Скромно держащийся на заднем плане Десница поглядывал на Фельдблюма и сотрудников СБ, давясь с трудом сдерживаемым смехом. И капитан был вынужден мысленно признать, что его самым беспардонным образом поимели. Впрочем, кажется, не только его. С чужим гражданством пришлось бы считаться в любом случае, но дипломатическая неприкосновенность… вот чёрт!
Настроение было безвозвратно испорчено. Дела не поправило даже философское спокойствие, с которым Большой Папа воспринял сообщение об изменившихся обстоятельствах. Одно только грело душу: уж СБ тут ловить и вовсе нечего. Хотя нет, не одно. Непринужденность, с которой Ставрин пригласил прибывших воспользоваться его транспортом («Разумеется, вы летите с нами, капитан!») и проигнорировал офонаревших безопасников… это было, чёрт побери, красиво.
А потом принадлежавший посольству Заката челнок приземлился в Домодедово, и, миновав гусеницу закрытого трапа – не май месяц, однако – и дипломатический зал, все они вышли под низкое зимнее небо.
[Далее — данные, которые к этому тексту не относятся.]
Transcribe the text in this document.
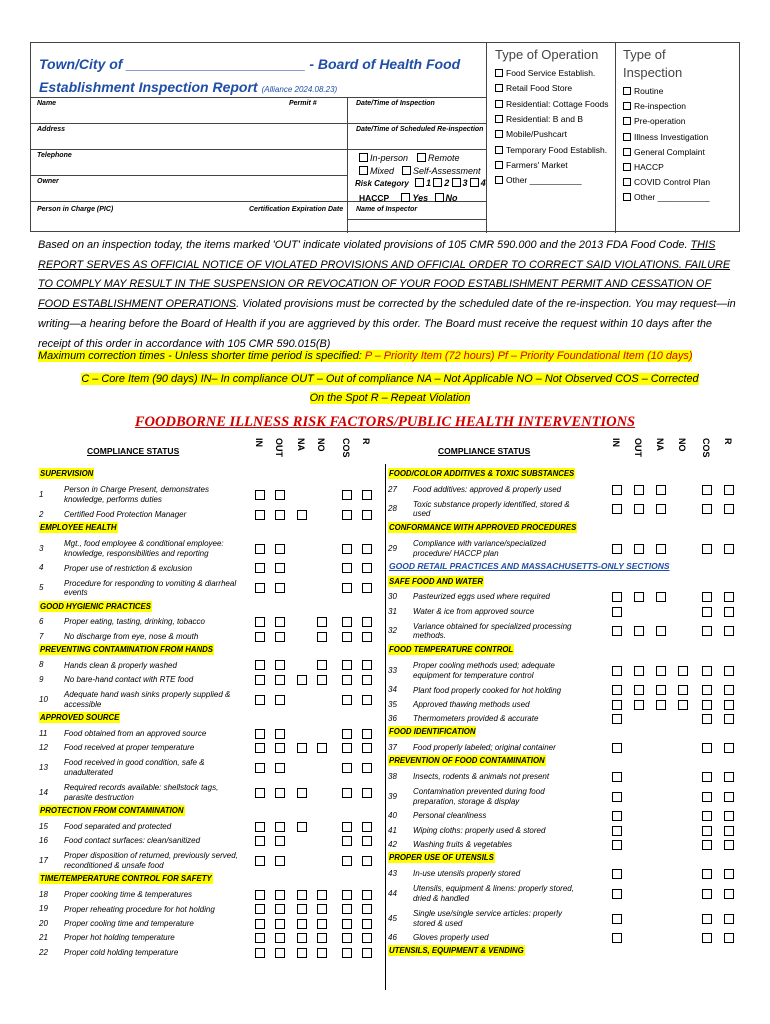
Town/City of _______________________ - Board of Health Food
Establishment Inspection Report (Alliance 2024.08.23)
Name	Permit #	Date/Time of Inspection
Address	Date/Time of Scheduled Re-inspection
Telephone
Owner
Person in Charge (PIC)	Certification Expiration Date Name of Inspector
In-person	Remote
Mixed	Self-Assessment
Risk Category 1 2 3 4
HACCP	Yes No
Type of Operation
Food Service Establish.
Retail Food Store
Residential: Cottage Foods
Residential: B and B
Mobile/Pushcart
Temporary Food Establish.
Farmers' Market
Other ___________
Type of
Inspection
Routine
Re-inspection
Pre-operation
Illness Investigation
General Complaint
HACCP
COVID Control Plan
Other ___________
Based on an inspection today, the items marked 'OUT' indicate violated provisions of 105 CMR 590.000 and the 2013 FDA Food Code. THIS REPORT SERVES AS OFFICIAL NOTICE OF VIOLATED PROVISIONS AND OFFICIAL ORDER TO CORRECT SAID VIOLATIONS. FAILURE TO COMPLY MAY RESULT IN THE SUSPENSION OR REVOCATION OF YOUR FOOD ESTABLISHMENT PERMIT AND CESSATION OF FOOD ESTABLISHMENT OPERATIONS. Violated provisions must be corrected by the scheduled date of the re-inspection. You may request—in writing—a hearing before the Board of Health if you are aggrieved by this order. The Board must receive the request within 10 days after the receipt of this order in accordance with 105 CMR 590.015(B)
Maximum correction times - Unless shorter time period is specified: P – Priority Item (72 hours) Pf – Priority Foundational Item (10 days)
C – Core Item (90 days) IN– In compliance OUT – Out of compliance NA – Not Applicable NO – Not Observed COS – Corrected
On the Spot R – Repeat Violation
FOODBORNE ILLNESS RISK FACTORS/PUBLIC HEALTH INTERVENTIONS
COMPLIANCE STATUS	COMPLIANCE STATUS
IN OUT NA NO COS R	IN OUT NA NO COS R
SUPERVISION
1	Person in Charge Present, demonstrates knowledge, performs duties
2	Certified Food Protection Manager
EMPLOYEE HEALTH
3	Mgt., food employee & conditional employee: knowledge, responsibilities and reporting
4	Proper use of restriction & exclusion
5	Procedure for responding to vomiting & diarrheal events
GOOD HYGIENIC PRACTICES
6	Proper eating, tasting, drinking, tobacco
7	No discharge from eye, nose & mouth
PREVENTING CONTAMINATION FROM HANDS
8	Hands clean & properly washed
9	No bare-hand contact with RTE food
10 Adequate hand wash sinks properly supplied & accessible
APPROVED SOURCE
11 Food obtained from an approved source
12 Food received at proper temperature
13 Food received in good condition, safe & unadulterated
14 Required records available: shellstock tags, parasite destruction
PROTECTION FROM CONTAMINATION
15 Food separated and protected
16 Food contact surfaces: clean/sanitized
17 Proper disposition of returned, previously served, reconditioned & unsafe food
TIME/TEMPERATURE CONTROL FOR SAFETY
18 Proper cooking time & temperatures
19 Proper reheating procedure for hot holding
20 Proper cooling time and temperature
21 Proper hot holding temperature
22 Proper cold holding temperature
FOOD/COLOR ADDITIVES & TOXIC SUBSTANCES
27 Food additives: approved & properly used
28 Toxic substance properly identified, stored & used
CONFORMANCE WITH APPROVED PROCEDURES
29 Compliance with variance/specialized procedure/ HACCP plan
GOOD RETAIL PRACTICES AND MASSACHUSETTS-ONLY SECTIONS
SAFE FOOD AND WATER
30 Pasteurized eggs used where required
31 Water & ice from approved source
32 Variance obtained for specialized processing methods.
FOOD TEMPERATURE CONTROL
33 Proper cooling methods used; adequate equipment for temperature control
34 Plant food properly cooked for hot holding
35 Approved thawing methods used
36 Thermometers provided & accurate
FOOD IDENTIFICATION
37 Food properly labeled; original container
PREVENTION OF FOOD CONTAMINATION
38 Insects, rodents & animals not present
39 Contamination prevented during food preparation, storage & display
40 Personal cleanliness
41 Wiping cloths: properly used & stored
42 Washing fruits & vegetables
PROPER USE OF UTENSILS
43 In-use utensils properly stored
44 Utensils, equipment & linens: properly stored, dried & handled
45 Single use/single service articles: properly stored & used
46 Gloves properly used
UTENSILS, EQUIPMENT & VENDING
Столпотворение нижнего уровня кипело и бурлило, но захлестнуть выход, предназначенный для дипломатов, не осмеливалось. Здесь не было вообще никого, если не считать покуривающего на воздухе шофера посольского лимузина и одинокого уборщика, ловко управлявшегося с крохотным ярко-оранжевым трактором.
Недавний снегопад привычно спутал все карты дорожных служб, но здесь расчищать уже почти закончили, и на лице уборщика было написано терпение человека, смирившегося со своим бедственным положением. Сказали чистить – я и чищу. Надо, не надо… работаю. Вот.
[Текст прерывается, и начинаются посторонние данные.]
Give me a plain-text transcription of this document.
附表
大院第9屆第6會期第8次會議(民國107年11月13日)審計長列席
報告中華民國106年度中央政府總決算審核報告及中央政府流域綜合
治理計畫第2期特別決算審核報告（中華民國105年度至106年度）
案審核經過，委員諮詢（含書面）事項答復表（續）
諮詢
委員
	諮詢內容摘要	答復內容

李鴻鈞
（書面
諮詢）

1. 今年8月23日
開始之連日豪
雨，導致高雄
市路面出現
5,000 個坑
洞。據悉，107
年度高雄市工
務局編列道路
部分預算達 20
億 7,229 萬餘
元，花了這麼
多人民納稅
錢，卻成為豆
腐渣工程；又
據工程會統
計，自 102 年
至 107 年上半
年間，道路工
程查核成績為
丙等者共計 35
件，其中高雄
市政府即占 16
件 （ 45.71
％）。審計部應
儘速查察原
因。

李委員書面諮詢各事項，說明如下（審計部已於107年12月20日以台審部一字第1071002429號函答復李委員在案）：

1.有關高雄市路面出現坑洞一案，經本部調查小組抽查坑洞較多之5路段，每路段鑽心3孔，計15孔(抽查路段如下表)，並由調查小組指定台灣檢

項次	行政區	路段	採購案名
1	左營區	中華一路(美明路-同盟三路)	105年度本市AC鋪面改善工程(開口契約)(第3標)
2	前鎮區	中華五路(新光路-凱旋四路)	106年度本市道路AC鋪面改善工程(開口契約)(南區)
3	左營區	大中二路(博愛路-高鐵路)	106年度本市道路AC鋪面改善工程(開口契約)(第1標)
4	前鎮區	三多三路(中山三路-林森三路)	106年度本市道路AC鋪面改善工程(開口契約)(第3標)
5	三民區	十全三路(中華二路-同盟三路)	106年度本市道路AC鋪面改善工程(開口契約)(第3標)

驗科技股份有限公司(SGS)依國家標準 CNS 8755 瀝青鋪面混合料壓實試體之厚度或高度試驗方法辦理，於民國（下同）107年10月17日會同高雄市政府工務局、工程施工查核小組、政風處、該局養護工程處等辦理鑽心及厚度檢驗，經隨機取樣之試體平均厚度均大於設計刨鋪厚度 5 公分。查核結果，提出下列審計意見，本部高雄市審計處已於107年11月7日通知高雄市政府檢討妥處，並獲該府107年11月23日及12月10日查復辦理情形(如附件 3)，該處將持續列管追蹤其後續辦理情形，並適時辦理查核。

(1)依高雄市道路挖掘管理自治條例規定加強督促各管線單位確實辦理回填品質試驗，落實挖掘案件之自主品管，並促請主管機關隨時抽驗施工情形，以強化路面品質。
Снизу уже подкатывала машина капитана. Фельдблюм покорно выслушивал добродушное ворчание Ставрина, соглашавшегося с тем, что служба есть служба… но его соотечественникам надо отдохнуть… разумеется, завтра же его высокопревосходительство будет иметь возможность побеседовать…
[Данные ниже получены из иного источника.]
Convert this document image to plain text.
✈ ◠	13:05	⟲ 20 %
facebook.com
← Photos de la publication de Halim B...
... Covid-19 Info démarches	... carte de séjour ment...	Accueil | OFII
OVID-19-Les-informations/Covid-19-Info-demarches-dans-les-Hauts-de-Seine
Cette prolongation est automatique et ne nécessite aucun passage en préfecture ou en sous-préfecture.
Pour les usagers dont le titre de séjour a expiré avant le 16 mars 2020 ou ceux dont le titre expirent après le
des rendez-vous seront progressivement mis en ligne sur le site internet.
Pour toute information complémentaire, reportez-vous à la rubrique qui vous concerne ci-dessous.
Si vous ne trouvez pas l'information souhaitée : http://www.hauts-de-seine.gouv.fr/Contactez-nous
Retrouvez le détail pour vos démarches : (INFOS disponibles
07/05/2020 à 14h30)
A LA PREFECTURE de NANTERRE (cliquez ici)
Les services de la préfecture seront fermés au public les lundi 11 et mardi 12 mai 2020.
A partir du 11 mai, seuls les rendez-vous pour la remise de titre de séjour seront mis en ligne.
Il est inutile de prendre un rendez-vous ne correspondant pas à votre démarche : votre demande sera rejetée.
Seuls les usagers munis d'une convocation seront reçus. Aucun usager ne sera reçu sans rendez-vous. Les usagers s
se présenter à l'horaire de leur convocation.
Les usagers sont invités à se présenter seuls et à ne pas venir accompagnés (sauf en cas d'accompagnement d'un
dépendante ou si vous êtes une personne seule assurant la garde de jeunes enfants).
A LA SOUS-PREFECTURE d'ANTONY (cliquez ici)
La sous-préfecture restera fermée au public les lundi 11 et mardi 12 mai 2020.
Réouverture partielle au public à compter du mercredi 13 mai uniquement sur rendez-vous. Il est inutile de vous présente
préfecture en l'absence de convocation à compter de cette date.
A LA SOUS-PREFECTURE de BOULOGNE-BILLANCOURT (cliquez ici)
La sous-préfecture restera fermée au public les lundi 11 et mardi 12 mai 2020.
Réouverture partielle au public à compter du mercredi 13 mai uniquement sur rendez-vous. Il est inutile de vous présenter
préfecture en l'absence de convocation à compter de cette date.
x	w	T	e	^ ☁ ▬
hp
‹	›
Улыбающийся майор Десница шагнул из-под козырька на открытое пространство, подставил лицо редким снежинкам, ностальгически проговорил:
– Ну, вот и дома… люблю зиму, тебе, Платина, не поня…
В правой руке оказавшегося вдруг совсем рядом уборщика материализовался пистолет и грохот множества выстрелов слился в бешеное стаккато. Стрелял уборщик. Стреляли секьюрити посла. Стрелял нырнувший под прикрытие открытой дверцы шофер лимузина. Стреляли Варфоломей Кондовый и Григорий Ставрин. Стрелял сам Фельдблюм. Стреляла отбросившая дорогую дорожную сумку и неловко припавшая на одно колено доктор Ставрина, на левой брючине которой, примерно в середине бедра, расползалось кровавое пятно…
Не стреляли только двое: Анатоль Трейси и майор Дмитрий Валерьевич Десница, оседающий в руках адвоката на чистые, вылизанные крохотным ярко-оранжевым трактором плитки.
Завывали сирены, из здания порта бежали люди в форме и без таковой. Невесть откуда взявшийся полицейский лейтенант требовал подкрепления. Почти мгновенно образовавшееся оцепление отрезало всё прибывающих посторонних от театра военных действий.